Тот смотрит на друга поверх газеты.
– Составить тебе компанию?
– Нет, – тихо, но жестко отказывается Шерлок. – Нет, оставайся дома.
Джон только и успевает бросить еще один озадаченный взгляд на друга, прежде чем тот выходит, и снаружи раздаются странно медленные, нерешительные шаги по ступенькам. Хлопает входная дверь. С каждой минутой Джон хмурится все сильнее.
Он обводит взглядом квартиру и обнаруживает, что дверь в свою спальню Шерлок оставил нараспашку. Через окно льется, просачивается в гостиную уличный свет. За дверью видны стопки бумаг и книг, куча каких-то приборов, карты, свисающий провод от телефонной зарядки… изножье кровати Шерлока.
И на него аккуратно, так чтобы не свалилась, поставлена картонная коробка. Нарочито приоткрытая картонная коробка.
Очень медленно Джон опускает газету на подлокотник. Он слишком хорошо знает Шерлока: тот почти никогда не совершает ничего необдуманного. За всем кроется какая-то причина. И сегодня дверь нараспашку не просто так. И не просто так он оставил коробку именно в таком положении. Самом неестественном, очевидно намекающем, что все это неспроста. Шерлоку нужно, чтобы Джон зашел в его комнату, нужно, чтобы он заглянул в коробку. Это очевидно, и даже более того: все это говорит о том, что Шерлоку отчаянно нужно, чтобы Джон что-то обнаружил. Чтобы он узнал нечто, что сам Шерлок не может или не хочет ему рассказать.

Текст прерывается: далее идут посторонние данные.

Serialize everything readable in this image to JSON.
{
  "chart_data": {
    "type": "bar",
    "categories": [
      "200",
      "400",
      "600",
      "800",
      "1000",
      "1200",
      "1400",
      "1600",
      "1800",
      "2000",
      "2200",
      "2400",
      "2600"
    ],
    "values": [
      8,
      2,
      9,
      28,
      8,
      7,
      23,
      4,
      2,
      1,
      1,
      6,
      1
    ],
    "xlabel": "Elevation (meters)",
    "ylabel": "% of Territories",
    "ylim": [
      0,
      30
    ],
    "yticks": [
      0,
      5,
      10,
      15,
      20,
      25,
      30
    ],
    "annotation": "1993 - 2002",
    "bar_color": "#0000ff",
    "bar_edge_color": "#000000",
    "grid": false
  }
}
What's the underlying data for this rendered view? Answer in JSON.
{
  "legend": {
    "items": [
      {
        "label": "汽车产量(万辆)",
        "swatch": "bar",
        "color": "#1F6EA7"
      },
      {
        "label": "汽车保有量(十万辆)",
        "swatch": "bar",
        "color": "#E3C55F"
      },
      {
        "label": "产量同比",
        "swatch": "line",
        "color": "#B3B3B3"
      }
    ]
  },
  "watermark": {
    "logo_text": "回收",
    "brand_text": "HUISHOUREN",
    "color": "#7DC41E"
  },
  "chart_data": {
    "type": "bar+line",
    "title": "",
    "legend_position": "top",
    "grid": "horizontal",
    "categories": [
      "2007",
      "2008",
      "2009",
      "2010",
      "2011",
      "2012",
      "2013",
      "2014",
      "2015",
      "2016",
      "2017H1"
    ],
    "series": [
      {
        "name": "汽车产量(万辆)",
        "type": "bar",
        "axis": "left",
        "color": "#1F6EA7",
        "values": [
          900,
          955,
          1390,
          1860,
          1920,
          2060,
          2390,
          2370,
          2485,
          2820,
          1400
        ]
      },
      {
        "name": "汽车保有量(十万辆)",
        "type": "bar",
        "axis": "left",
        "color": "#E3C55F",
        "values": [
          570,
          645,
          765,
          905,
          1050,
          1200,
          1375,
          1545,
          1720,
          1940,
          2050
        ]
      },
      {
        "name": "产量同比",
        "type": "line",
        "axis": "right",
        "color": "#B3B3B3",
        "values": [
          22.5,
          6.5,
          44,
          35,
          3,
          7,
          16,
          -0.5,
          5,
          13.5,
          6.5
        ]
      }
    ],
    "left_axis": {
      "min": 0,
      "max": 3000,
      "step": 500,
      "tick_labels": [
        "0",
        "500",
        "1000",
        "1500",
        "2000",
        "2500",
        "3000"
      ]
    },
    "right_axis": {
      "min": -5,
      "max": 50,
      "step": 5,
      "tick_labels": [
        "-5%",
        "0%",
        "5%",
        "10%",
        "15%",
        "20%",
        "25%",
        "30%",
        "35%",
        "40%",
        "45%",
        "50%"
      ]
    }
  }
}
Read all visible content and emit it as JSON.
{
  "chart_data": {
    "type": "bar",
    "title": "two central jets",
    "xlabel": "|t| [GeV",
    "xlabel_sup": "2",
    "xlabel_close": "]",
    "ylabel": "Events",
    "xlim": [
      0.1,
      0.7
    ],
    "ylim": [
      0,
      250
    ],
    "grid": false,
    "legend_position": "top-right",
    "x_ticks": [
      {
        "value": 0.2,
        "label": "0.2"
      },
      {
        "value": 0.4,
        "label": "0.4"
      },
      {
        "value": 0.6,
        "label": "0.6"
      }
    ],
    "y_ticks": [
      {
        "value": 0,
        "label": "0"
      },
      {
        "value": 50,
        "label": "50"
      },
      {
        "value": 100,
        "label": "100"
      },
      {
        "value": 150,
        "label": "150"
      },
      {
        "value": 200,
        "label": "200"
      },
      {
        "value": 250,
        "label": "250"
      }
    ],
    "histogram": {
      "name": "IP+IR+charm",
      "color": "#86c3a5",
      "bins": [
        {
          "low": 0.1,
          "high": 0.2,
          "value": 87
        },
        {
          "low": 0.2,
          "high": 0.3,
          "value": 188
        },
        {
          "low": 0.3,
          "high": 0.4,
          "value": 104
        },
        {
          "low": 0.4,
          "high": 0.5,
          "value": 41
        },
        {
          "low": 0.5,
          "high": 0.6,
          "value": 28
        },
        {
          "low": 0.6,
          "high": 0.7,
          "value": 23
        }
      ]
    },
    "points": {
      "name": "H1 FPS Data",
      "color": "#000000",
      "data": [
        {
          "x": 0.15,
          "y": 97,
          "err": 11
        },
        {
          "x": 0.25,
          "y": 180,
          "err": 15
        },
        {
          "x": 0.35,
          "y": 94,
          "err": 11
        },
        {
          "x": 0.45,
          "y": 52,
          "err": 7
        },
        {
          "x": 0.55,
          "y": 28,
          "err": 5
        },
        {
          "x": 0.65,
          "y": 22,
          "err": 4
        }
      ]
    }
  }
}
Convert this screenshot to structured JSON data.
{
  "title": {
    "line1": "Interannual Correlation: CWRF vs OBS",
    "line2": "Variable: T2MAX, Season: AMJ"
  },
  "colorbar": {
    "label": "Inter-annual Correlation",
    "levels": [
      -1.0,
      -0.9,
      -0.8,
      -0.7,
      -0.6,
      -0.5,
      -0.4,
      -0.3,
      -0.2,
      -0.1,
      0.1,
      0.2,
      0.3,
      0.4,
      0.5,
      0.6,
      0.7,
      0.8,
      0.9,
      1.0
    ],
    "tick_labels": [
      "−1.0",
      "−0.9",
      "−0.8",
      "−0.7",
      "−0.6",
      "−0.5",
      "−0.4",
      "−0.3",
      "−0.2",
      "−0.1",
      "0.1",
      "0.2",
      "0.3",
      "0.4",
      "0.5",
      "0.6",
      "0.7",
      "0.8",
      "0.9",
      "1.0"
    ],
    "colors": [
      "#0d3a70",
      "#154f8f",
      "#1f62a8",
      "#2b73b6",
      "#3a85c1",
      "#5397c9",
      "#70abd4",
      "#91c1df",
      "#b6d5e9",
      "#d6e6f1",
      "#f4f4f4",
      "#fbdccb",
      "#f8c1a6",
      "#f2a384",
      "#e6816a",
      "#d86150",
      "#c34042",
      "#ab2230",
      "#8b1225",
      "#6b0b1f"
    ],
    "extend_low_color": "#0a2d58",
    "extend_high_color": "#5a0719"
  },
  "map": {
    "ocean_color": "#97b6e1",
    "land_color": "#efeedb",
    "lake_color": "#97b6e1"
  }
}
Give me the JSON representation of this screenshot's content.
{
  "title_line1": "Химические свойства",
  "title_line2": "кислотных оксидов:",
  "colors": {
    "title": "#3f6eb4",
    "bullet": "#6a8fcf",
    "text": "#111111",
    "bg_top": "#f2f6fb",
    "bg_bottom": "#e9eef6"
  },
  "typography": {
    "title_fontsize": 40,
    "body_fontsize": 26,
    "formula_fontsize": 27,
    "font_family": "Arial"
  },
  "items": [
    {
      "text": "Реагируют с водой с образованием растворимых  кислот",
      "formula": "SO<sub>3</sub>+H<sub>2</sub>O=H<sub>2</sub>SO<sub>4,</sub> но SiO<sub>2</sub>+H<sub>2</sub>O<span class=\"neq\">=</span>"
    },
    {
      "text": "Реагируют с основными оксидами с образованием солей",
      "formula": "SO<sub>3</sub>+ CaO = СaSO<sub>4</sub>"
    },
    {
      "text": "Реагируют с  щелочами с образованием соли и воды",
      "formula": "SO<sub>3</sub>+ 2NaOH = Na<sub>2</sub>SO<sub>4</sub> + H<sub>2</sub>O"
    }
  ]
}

Коробка наполовину забита бумагами. Кроме них в ней обнаруживаются DVD-диски, диктофон, пара флешек и стопка обгорелых конвертов.
На просмотр содержимого у Джона уходит два часа. Его знания физики элементарных частиц слишком поверхностны, их не хватает, чтобы понять графики и схемы. Обведенные красной ручкой цифры тоже ничего ему не говорят. В конвертах – переписка между Артуром Райаном и доктором Джоном Тильденом. В письмах первого – огромное количество данных, обрывочные предложения, и чем дальше, тем исступленнее становится их тон. Второй же, наоборот отвечает все короче и несколько насмешливо.
Диски, однако, несколько понятнее. Джон просматривает их один за другим на своем лаптопе. Человек, стоящий перед камерой, кажется совершенно обычным. Мужчина средних лет, темные волосы в беспорядке, рубашка на пару размеров велика. Он представляется как доктор Артур Райан. Он говорит слишком увлеченно и быстро, длинными сложными фразами, рассказывает что-то о частицах, об экспериментах. Джон едва улавливает смысл. Белая доска вся испещрена расчетами. Джон отсматривает два часа видеозаписи, которая то обрывается, то перескакивает на несколько часов, а то и дней вперед. Выходит, перед ним лабораторный видеожурнал?
На диске с записью, помеченном «Этап 4», Райан больше не улыбается. Он кажется до крайности потрясенным, глаза потемнели, в голосе прорезалась дрожь. Он рассказывает – слишком торопливо, слишком научным для Джона языком, – что именно происходит на экране, что именно происходит в той белой цилиндрической установке, где он проводил свои эксперименты. Объясняет сбивчиво и запутанно что-то про волновой коллапс, про регистрацию некоего «события», про то, что шансы на подобное были, согласно всем расчетам, астрономически малы.
По доктору Райану видно, что он документирует нечто страшное, на лице его проступает выражение безнадежности и тихого ужаса, несмотря на все попытки сохранить отстраненность ученого. Слова даются ему с трудом, а потом он вдруг словно исчерпывает запас объяснений и молча стоит у белой пластиковой доски, где крупными буквами выведен заголовок «ПОСЛЕДСТВИЯ СОБЫТИЯ: ТЕМПОРАЛЬНОЕ ВЛИЯНИЕ». Он переводит камеру на установку, недвижимую и бесшумную, затем опять на себя. Джон уверен, что видит, как дрожат его руки, но изображение не трясется ни капли: похоже, камера закреплена на штативе.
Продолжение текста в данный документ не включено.